How sharding works mechanically¶
- Split the embedding table(s) into segments — typically by partitioning the ID space (hash-based, range-based, or feature-per-shard).
- Distribute segments across an optimised GPU cluster — each GPU owns a disjoint subset of the table.
- Route lookups to the owning shard — via the NIC / NVLink / intra-host interconnect depending on topology.
- Aggregate results — return the assembled embedding vector to the ranking pipeline.
The Adaptive Ranking Model post describes it as: "a multi-card sharding mechanism splits embedding tables into segments distributed across an optimized hardware cluster. By leveraging hardware-specific communication optimizations, the system maintains high throughput and efficient communication between shards."
The parity-with-single-card claim¶
"This multi-card architecture achieves performance parity with single-card setups, effectively decoupling model complexity from individual GPU hardware constraints."
Achieving parity requires:
- Low-latency interconnect (NVLink / NVSwitch / similar) so cross-shard lookups don't bottleneck on PCIe.
- Communication-optimised lookup aggregation so the per-request network overhead is small relative to the embedding-gather time.
- Load balance across shards — achieved by hashing or careful feature placement, avoiding hotspotting on a single card.
Distinction from tensor / pipeline parallelism¶
Multi-card embedding sharding is not:
- Tensor parallelism — sharding dense weight matrices along one dimension for forward-pass parallelism.
- Pipeline parallelism — splitting model layers across stages.

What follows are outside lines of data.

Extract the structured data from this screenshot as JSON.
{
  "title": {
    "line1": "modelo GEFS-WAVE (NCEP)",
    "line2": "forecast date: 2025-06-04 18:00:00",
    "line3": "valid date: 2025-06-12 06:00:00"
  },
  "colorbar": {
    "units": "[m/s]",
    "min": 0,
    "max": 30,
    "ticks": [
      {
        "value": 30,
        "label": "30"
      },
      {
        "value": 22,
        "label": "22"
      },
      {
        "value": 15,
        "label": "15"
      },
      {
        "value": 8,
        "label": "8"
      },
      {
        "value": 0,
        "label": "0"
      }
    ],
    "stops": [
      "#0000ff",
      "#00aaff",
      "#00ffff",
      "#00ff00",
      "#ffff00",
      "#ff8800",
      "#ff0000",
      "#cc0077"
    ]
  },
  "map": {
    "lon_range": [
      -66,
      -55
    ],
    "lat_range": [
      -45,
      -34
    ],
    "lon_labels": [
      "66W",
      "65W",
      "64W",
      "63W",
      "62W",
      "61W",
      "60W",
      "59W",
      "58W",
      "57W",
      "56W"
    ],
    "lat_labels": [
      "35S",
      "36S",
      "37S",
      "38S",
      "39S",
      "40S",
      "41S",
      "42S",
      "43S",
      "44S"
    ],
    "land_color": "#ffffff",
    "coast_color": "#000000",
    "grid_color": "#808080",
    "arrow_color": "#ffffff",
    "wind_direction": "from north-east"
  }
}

- Data parallelism — replicating full model, splitting batches.
It's parameter sharding specific to lookup tables: the access pattern is gather-scatter, not matmul, and the parallelism axis is the ID space, not the hidden dimension or the batch.
Related memory-optimisation levers¶
Multi-card sharding is the last lever Meta applies to terabyte-scale embeddings. Earlier in the chain:
- Allocate hash sizes by feature sparsity — sparse features get smaller tables.

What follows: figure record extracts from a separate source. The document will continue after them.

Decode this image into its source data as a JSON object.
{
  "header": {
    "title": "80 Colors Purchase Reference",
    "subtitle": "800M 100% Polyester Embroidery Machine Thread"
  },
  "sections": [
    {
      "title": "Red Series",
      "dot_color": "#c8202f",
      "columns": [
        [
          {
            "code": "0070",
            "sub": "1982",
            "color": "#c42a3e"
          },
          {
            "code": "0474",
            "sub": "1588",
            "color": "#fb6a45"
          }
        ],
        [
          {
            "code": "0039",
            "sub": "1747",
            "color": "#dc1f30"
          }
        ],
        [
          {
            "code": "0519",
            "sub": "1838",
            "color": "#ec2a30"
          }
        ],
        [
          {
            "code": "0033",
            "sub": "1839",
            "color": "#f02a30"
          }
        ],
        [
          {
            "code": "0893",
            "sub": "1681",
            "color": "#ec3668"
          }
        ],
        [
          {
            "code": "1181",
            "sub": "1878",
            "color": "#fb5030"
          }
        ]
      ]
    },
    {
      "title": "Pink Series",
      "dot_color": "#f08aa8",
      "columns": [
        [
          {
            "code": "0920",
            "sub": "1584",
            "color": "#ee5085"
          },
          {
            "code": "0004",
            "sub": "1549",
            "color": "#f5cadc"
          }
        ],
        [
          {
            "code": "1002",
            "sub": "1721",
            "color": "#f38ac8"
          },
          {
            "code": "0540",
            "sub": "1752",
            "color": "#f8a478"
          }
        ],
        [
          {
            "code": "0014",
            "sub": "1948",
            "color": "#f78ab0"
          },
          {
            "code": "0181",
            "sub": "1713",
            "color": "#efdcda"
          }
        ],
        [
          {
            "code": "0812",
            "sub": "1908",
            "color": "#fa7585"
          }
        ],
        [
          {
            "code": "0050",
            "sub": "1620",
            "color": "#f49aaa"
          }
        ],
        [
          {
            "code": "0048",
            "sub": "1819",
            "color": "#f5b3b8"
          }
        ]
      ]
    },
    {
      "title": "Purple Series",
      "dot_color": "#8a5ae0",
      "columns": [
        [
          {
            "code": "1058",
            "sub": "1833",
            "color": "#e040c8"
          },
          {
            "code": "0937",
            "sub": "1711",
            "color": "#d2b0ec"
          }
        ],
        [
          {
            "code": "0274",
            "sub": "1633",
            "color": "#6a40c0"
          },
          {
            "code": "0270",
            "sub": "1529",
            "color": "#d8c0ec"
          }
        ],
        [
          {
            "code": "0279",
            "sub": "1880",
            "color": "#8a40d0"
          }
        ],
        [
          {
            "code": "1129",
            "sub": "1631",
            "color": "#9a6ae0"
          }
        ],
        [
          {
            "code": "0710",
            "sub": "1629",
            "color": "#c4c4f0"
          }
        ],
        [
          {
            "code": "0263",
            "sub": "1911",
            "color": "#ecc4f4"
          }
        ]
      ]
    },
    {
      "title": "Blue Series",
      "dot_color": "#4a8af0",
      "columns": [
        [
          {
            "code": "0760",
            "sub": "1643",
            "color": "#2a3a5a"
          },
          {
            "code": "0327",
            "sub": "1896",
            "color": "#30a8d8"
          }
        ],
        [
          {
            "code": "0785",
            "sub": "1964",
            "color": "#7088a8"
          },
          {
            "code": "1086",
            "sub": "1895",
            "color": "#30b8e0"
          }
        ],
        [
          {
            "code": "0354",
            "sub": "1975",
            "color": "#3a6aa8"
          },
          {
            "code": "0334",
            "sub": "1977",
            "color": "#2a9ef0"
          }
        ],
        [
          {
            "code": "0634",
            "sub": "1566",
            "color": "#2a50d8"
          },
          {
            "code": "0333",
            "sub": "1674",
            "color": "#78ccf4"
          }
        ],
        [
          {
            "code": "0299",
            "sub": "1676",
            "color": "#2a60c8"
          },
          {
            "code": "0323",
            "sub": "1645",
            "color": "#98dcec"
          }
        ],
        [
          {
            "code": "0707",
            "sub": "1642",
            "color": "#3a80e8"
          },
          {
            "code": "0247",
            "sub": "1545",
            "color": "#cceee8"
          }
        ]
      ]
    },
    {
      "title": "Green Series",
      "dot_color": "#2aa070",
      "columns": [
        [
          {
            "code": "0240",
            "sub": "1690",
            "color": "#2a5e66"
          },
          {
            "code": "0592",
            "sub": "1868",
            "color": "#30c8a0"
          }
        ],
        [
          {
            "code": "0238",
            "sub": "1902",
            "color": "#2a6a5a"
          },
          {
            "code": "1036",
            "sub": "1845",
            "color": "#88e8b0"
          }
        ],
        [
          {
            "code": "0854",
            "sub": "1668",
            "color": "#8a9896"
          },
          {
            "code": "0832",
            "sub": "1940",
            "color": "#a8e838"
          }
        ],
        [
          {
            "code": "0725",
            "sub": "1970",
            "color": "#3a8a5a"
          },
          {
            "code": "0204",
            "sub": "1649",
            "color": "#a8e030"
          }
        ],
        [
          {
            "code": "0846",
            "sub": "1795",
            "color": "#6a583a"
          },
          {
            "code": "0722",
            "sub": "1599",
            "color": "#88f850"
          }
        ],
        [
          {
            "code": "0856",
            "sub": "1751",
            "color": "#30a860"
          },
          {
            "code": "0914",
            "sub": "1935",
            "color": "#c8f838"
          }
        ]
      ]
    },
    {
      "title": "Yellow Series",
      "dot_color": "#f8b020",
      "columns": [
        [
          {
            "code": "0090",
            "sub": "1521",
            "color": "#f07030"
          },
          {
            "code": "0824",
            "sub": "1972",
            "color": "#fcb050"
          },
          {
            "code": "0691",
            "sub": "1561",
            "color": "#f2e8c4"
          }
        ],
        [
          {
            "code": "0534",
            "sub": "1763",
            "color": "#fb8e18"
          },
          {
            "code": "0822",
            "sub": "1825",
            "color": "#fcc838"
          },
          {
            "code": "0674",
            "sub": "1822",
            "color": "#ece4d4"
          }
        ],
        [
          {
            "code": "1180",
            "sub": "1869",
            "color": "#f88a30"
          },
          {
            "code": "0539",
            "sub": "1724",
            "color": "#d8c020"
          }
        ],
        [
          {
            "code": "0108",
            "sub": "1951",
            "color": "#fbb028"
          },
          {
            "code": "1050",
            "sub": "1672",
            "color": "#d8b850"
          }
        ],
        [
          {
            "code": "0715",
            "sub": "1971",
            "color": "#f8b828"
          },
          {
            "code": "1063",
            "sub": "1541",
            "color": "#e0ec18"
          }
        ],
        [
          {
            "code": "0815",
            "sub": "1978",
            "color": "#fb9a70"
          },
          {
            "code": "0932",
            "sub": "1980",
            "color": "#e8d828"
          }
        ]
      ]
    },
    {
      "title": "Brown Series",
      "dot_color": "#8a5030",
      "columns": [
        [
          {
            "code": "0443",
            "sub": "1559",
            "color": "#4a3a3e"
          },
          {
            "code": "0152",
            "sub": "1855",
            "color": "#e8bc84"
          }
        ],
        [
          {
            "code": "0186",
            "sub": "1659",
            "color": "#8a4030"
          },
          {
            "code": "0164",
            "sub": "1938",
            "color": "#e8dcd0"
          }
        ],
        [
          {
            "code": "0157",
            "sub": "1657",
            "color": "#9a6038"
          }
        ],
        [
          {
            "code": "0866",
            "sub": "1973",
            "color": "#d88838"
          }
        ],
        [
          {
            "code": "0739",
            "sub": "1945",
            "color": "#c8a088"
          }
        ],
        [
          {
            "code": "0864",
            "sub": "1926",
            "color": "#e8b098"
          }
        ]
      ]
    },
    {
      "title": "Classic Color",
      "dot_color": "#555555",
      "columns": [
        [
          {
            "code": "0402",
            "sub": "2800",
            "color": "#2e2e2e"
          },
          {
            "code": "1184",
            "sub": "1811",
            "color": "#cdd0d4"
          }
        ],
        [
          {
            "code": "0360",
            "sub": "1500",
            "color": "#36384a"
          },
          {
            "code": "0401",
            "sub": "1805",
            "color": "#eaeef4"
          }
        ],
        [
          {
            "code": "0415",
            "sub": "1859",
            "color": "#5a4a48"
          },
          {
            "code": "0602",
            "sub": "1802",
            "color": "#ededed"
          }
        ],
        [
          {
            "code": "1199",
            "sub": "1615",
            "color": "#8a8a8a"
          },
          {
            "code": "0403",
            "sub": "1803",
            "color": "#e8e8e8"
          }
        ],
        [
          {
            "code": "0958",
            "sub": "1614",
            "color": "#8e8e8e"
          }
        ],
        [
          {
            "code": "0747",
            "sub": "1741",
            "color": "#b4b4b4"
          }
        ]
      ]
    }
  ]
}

- Prune unused embeddings — drop never-accessed slots.
- Unified embeddings — share one table across multiple features.
Only when these fail to fit the model into single-GPU memory does multi-card sharding engage.
Seen in¶
- 2026-03-31 Meta — Meta Adaptive Ranking Model — canonical wiki source; introduces multi-card embedding sharding as the mechanism unlocking O(1T) parameter serving, achieving performance parity with single-card setups (sources/2026-03-31-meta-adaptive-ranking-model-bending-the-inference-scaling-curve).
Caveats¶
- Meta does not disclose card count, sharding granularity (feature-level / ID-range / hash-based), interconnect used (NVLink? InfiniBand-over-RoCE?), or cross-shard lookup latency.
- "Performance parity" is asserted qualitatively; no latency delta (single-card vs. multi-card) is quantified.
- Load-balance mechanism is not described.